J.-G.Q. : C’est une choix dicté par les circonstances mais lucide. Si j’avais rencontré un autre instrument il y a un an, la question se serait sans doute posée en d’autres termes. je me suis dit qu’offrir la possibilité à ceux qui le souhaiteront de comparer deux versions jouées par le même violoncelliste, sur le même instrument, pouvait avoir un intérêt, l’attention se détournant du medium pour se focaliser sur les partis pris de tempo, d’articulation, le caractère. Les cordes sont toujours en métal : l’emploi du boyau va de soi dans certains répertoires, mais n’est pas, jusqu’à présent, au cœur de ma pratique des Suites de Bach, en particulier la 6ème, que je n’ai pas encore abordée sur un violoncelle à cinq cordes. l’archet change, en revanche : moderne en 2007, c’est ici un Tourte du début du XIXème siècle qui me semble favoriser la diction.

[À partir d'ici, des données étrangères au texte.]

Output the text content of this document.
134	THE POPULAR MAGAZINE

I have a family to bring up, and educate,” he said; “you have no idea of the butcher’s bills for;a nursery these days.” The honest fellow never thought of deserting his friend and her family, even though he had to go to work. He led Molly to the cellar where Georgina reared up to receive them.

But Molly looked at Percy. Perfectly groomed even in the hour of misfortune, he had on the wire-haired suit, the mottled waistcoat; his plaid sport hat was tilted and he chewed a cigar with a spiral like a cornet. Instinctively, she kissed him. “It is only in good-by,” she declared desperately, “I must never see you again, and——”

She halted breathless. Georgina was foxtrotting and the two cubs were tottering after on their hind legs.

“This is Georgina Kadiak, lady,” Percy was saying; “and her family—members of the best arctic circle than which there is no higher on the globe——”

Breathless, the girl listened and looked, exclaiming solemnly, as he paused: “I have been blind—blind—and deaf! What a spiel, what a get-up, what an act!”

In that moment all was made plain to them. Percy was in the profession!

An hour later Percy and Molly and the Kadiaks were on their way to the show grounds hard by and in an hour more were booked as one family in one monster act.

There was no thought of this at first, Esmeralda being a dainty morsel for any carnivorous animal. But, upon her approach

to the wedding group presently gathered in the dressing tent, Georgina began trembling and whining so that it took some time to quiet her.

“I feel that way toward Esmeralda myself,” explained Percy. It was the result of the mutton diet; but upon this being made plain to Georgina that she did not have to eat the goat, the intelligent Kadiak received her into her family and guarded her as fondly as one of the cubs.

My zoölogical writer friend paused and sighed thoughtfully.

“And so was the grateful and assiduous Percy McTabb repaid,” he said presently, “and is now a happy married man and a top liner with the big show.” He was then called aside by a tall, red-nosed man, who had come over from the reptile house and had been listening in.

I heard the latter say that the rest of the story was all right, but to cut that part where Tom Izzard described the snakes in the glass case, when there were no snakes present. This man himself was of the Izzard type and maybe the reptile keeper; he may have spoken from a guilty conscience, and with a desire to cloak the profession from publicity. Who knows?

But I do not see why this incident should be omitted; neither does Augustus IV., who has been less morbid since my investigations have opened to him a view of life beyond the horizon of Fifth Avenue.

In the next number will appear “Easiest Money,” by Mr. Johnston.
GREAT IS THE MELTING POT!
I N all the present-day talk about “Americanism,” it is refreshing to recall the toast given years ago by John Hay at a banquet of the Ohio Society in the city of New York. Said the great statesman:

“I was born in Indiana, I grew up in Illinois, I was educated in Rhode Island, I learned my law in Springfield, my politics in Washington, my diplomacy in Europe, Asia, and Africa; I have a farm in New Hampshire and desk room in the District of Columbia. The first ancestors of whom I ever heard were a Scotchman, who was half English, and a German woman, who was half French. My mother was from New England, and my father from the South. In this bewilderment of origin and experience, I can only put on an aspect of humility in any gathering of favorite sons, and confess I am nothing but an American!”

On a le sentiment, dans cette nouvelle version, que l’énergie s’est intériorisée, que vous lâchez davantage la bride à un certain lyrisme.

J.-G.Q. : L’intériorisation, oui. Parfois même de façon assez radicale par rapport à 2007. Pour le lyrisme, encore faut-il définir avec précision ce qu’on entend par là. S’il s’agit de quelque chose de très ténu qui nous donne une ligne, nous emmène, de plus vibrant, alors je m’y reconnais aussi. la part de réflexion, y compris à l’instant même de l’enregistrement, donc d’introversion, es beaucoup plus importante dans mon approche aujourd’hui.

Vous venez aussi d’achever l’enregistrement des concertos pour violoncelles de Carl Philipp Emanuel Bach en compagnie de l’Ensemble Resonanz, avec qui s’est établi un partenariat privilégié.

J.-G.Q. : Resonanz et moi sommes, à tout point de vue, des alter ego. Je les adore. Nous appartenons à la même génération, ils osent des répertoires rares, contemporains comme anciens, certes sur instruments modernes mais une démarche historiquement informée. Nous avons travaillé en commun de façon approfondie, en particulier lors de mes trois ans de résidence à leurs côtés où j’ai tenu aussi bien un rôle de soliste que de premier violoncelle les dirigeant. nous avons choisi un concerto de kraft pour accompagner le Wq. 171 de Carl Philipp Emanuel. Beaucoup d’auditeurs seront surpris par la qualité de cette œuvre, d’autant que l’ensemble s’en empare avec une énergie saisissante, la même qu’il déploie pour traduire les excentricités du fils Bach.

Vous avez joué il y a peu à Kiev. Quelle empreinte cette expérience laisse-t-elle en vous ?

J.-G.Q. : J’éprouve une sympathie totale et profonde pour le combat du peuple ukrainien. Des amis originaires du pays m’ont encouragés à m’y produire, insistant sur l’importance d’un tel geste de soutien. J’ai ressenti là-bas des émotions incroyables, par exemple devant le mémorial aux disparus, ou lors de la rencontre avec les soldats blessés pour lesquels il m’était inconcevable de ne pas jouer. J’ai envie de dire à tous mes collègues musiciens : ayez le courage d’y aller. Une des conséquences de la guerre est de couper le pays de l’extérieur. Aussi les Ukrainiens accueillent à bras ouverts ceux qui jouent pour eux, avec eux.  Je réfléchis, avec ma compagne, à la création d’une fondation qui permettrait de financer le déplacement des artistes souhaitant  se rendre sur place. Dans une ville que la guerre a en partie vidée de sa population, la soif de culture est intacte, portée par le besoin de vibrer ensemble. le pouvoir consolateur de la musique, celle de Bach en particulier, y acquiert une dimension insoupçonnée.